Again I say unto you, That if two of you are concurring upon earth, respecting any matter, which ye shall ask, it shall be done for them by my Father who is in heaven.
20 Want waar twee of drie vergaderd zijn in Mijn Naam, daar ben Ik in het midden van hen.
For where two or three are gathered together in my name, there am I in the midst of them.
21 Toen kwam Petrus tot Hem, en zeide: Heere! hoe menigmaal zal mijn broeder tegen mij zondigen, en ik hem vergeven!
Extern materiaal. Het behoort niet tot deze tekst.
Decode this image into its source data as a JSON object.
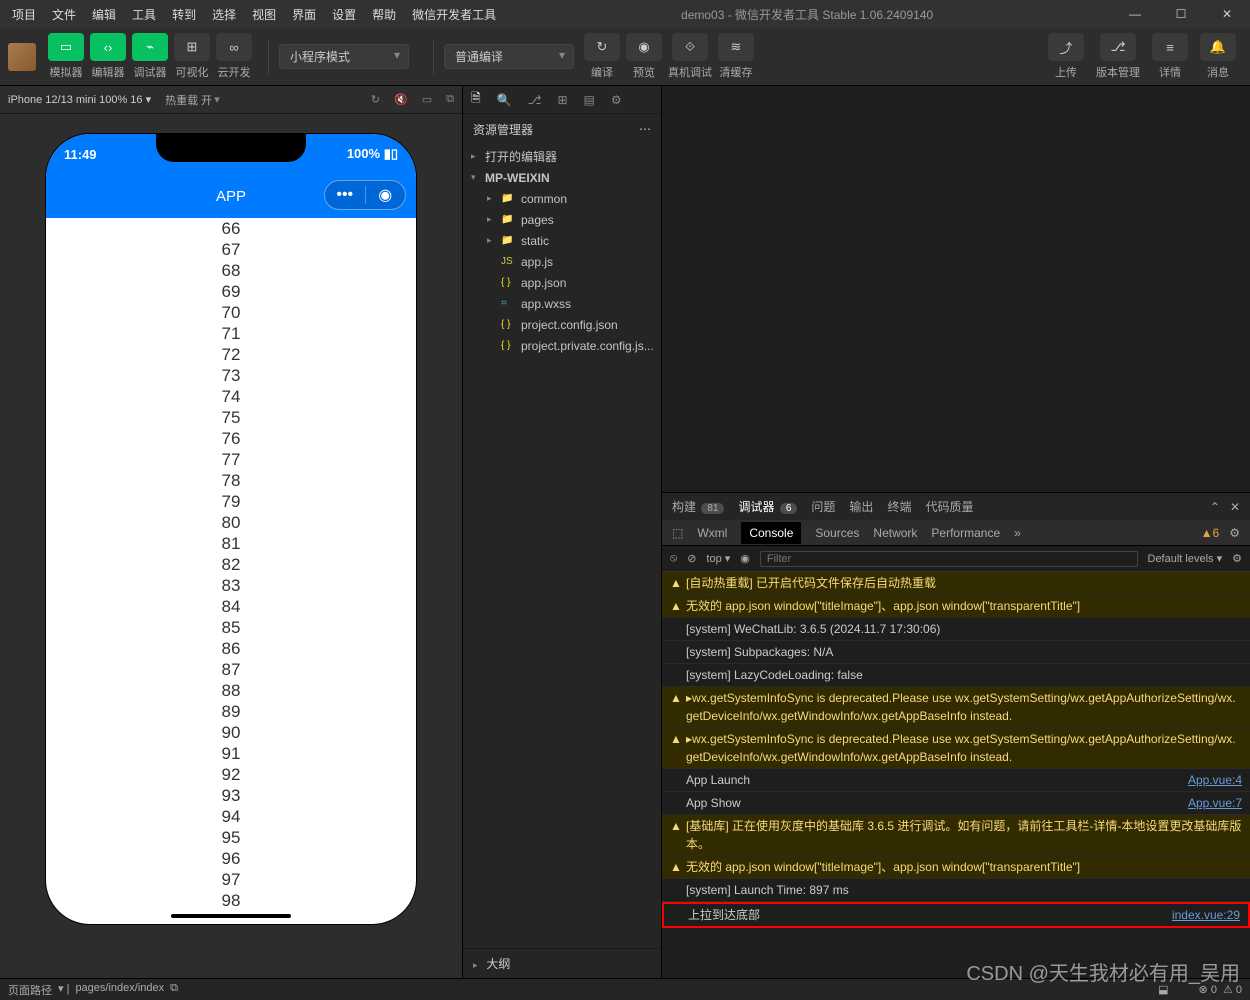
{
  "menu": [
    "项目",
    "文件",
    "编辑",
    "工具",
    "转到",
    "选择",
    "视图",
    "界面",
    "设置",
    "帮助",
    "微信开发者工具"
  ],
  "title_center": "demo03 - 微信开发者工具 Stable 1.06.2409140",
  "toolbar": {
    "simulator": "模拟器",
    "editor": "编辑器",
    "debugger": "调试器",
    "visual": "可视化",
    "cloud": "云开发",
    "mode_select": "小程序模式",
    "compile_select": "普通编译",
    "compile": "编译",
    "preview": "预览",
    "realdbg": "真机调试",
    "clear": "清缓存",
    "upload": "上传",
    "version": "版本管理",
    "detail": "详情",
    "msg": "消息"
  },
  "sim": {
    "device": "iPhone 12/13 mini 100% 16",
    "hotreload": "热重载 开",
    "time": "11:49",
    "battery": "100%",
    "app_title": "APP",
    "numbers": [
      66,
      67,
      68,
      69,
      70,
      71,
      72,
      73,
      74,
      75,
      76,
      77,
      78,
      79,
      80,
      81,
      82,
      83,
      84,
      85,
      86,
      87,
      88,
      89,
      90,
      91,
      92,
      93,
      94,
      95,
      96,
      97,
      98
    ]
  },
  "explorer": {
    "title": "资源管理器",
    "open_editors": "打开的编辑器",
    "root": "MP-WEIXIN",
    "items": [
      {
        "icon": "folder",
        "label": "common"
      },
      {
        "icon": "folder",
        "label": "pages"
      },
      {
        "icon": "folder",
        "label": "static"
      },
      {
        "icon": "js",
        "label": "app.js"
      },
      {
        "icon": "json",
        "label": "app.json"
      },
      {
        "icon": "css",
        "label": "app.wxss"
      },
      {
        "icon": "json",
        "label": "project.config.json"
      },
      {
        "icon": "json",
        "label": "project.private.config.js..."
      }
    ],
    "outline": "大纲"
  },
  "dbg_tabs": {
    "build": "构建",
    "build_n": "81",
    "debugger": "调试器",
    "debugger_n": "6",
    "problems": "问题",
    "output": "输出",
    "terminal": "终端",
    "codeq": "代码质量"
  },
  "devtools": {
    "wxml": "Wxml",
    "console": "Console",
    "sources": "Sources",
    "network": "Network",
    "performance": "Performance",
    "warn_count": "6",
    "top": "top",
    "filter_ph": "Filter",
    "levels": "Default levels"
  },
  "console_logs": [
    {
      "t": "warn",
      "m": "[自动热重载] 已开启代码文件保存后自动热重载"
    },
    {
      "t": "warn",
      "m": "无效的 app.json window[\"titleImage\"]、app.json window[\"transparentTitle\"]"
    },
    {
      "t": "info",
      "m": "[system] WeChatLib: 3.6.5 (2024.11.7 17:30:06)"
    },
    {
      "t": "info",
      "m": "[system] Subpackages: N/A"
    },
    {
      "t": "info",
      "m": "[system] LazyCodeLoading: false"
    },
    {
      "t": "warn",
      "m": "▸wx.getSystemInfoSync is deprecated.Please use wx.getSystemSetting/wx.getAppAuthorizeSetting/wx.getDeviceInfo/wx.getWindowInfo/wx.getAppBaseInfo instead."
    },
    {
      "t": "warn",
      "m": "▸wx.getSystemInfoSync is deprecated.Please use wx.getSystemSetting/wx.getAppAuthorizeSetting/wx.getDeviceInfo/wx.getWindowInfo/wx.getAppBaseInfo instead."
    },
    {
      "t": "info",
      "m": "App Launch",
      "src": "App.vue:4"
    },
    {
      "t": "info",
      "m": "App Show",
      "src": "App.vue:7"
    },
    {
      "t": "warn",
      "m": "[基础库] 正在使用灰度中的基础库 3.6.5 进行调试。如有问题，请前往工具栏-详情-本地设置更改基础库版本。"
    },
    {
      "t": "warn",
      "m": "无效的 app.json window[\"titleImage\"]、app.json window[\"transparentTitle\"]"
    },
    {
      "t": "info",
      "m": "[system] Launch Time: 897 ms"
    },
    {
      "t": "info",
      "m": "上拉到达底部",
      "src": "index.vue:29",
      "red": true
    }
  ],
  "footer": {
    "path_label": "页面路径",
    "path": "pages/index/index",
    "err": "0",
    "warn": "0"
  },
  "watermark": "CSDN @天生我材必有用_吴用"
}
Tot zevenmaal?
Then Peter coming to him, said, Lord, how often shall my brother sin against me, and I forgive him? till seven times?
22 Jezus zeide tot hem: Ik zeg u, niet tot zevenmaal, maar tot zeventigmaal zeven maal.
Jesus saith to him, I tell thee not until seven times, but unto seventy times seven.
23 Daarom wordt het Koninkrijk der hemelen vergeleken bij een zeker koning, die rekening met zijn dienstknechten houden wilde.
Therefore is the kingdom of heaven like unto a certain king who purposed to settle his account with his servants.
24 Als hij nu begon te rekenen, werd tot hem gebracht een, die hem schuldig was tien duizend talenten.
And when he began to make up the account, there was brought to him one debtor, ten thousand talents in arrear:
25 En als hij niet had, om te betalen, beval zijn heer, dat men hem zou verkopen, en zijn vrouw en kinderen, en al wat hij had, en dat de schuld zou betaald worden.
but not having wherewithal to pay, his lord ordered him to be sold, and his wife and his children, and all things whatsoever he possessed, and payment to be made.
26 De dienstknecht dan, nedervallende, aanbad hem, zeggende: Heer! wees lankmoedig over mij, en ik zal u alles betalen.
Then that servant falling prostrate, paid him the most profound homage, saying, Lord, have forbearance with me, and I will pay thee all.
27 En de heer van dezen dienstknecht, met barmhartigheid innerlijk bewogen zijnde, heeft hem ontslagen, en de schuld hem kwijtgescholden.
Then his lord, moved with compassion towards that servant, discharged him, and forgave him the debt.
28 Maar dezelve dienstknecht, uitgaande, heeft gevonden een zijner mededienstknechten, die hem honderd penningen schuldig was, en hem aanvattende, greep hem bij de keel, zeggende: Betaal mij, wat gij schuldig zijt.
But that servant going out, found one of his fellow-servants, who owed him a hundred denarii, and seizing, throttled him, saying, Pay me what thou owest.
29 Zijn mededienstknecht dan, nedervallende aan zijn voeten, bad hem, zeggende: Wees lankmoedig over mij, en ik zal u alles betalen.
Then his fellow-servant fell at his feet, and besought him, saying, Have forbearance with me, and I will pay thee all.
30 Doch hij wilde niet, maar ging heen, en wierp hem in de gevangenis, totdat hij de schuld zou betaald hebben.
And he would not: but went and cast him into prison, till he should pay what he owed.
31 Als nu zijn mededienstknechten zagen, hetgeen geschied was, zijn zij zeer bedroefd geworden; en komende, verklaarden zij hunnen heer al wat er geschied was.
Then his fellow-servants, when they saw what was done, were exceedingly sorry, and came to their lord, and gave him an explicit account of all things that had passed.
32 Toen heeft hem zijn heer tot zich geroepen, en zeide tot hem: Gij boze dienstknecht, al die schuld heb ik u kwijtgescholden, dewijl gij mij gebeden hebt;
Then his lord, calling him before him, said to him, Thou vile slave! all that debt I forgave thee, because thou besoughtest me:
33 Behoordet gij ook niet u over uw mededienstknecht te ontfermen, gelijk ik ook mij over u ontfermd heb?
and oughtest thou not to have had compassion on thy fellow-servant, even as I had pity on thee?
34 En zijn heer, vertoornd zijnde, leverde hem den pijnigers over, totdat hij zou betaald hebben al wat hij hem schuldig was.
And his lord, incensed, delivered him up to the torturers, till he should pay all that he owed him.
35 Alzo zal ook Mijn hemelse Vader u doen, indien gij niet van harte vergeeft een iegelijk zijn broeder zijn misdaden.
Even so also will my heavenly Father do to you, except ye forgive every one of you his brother, from your hearts, their trespasses.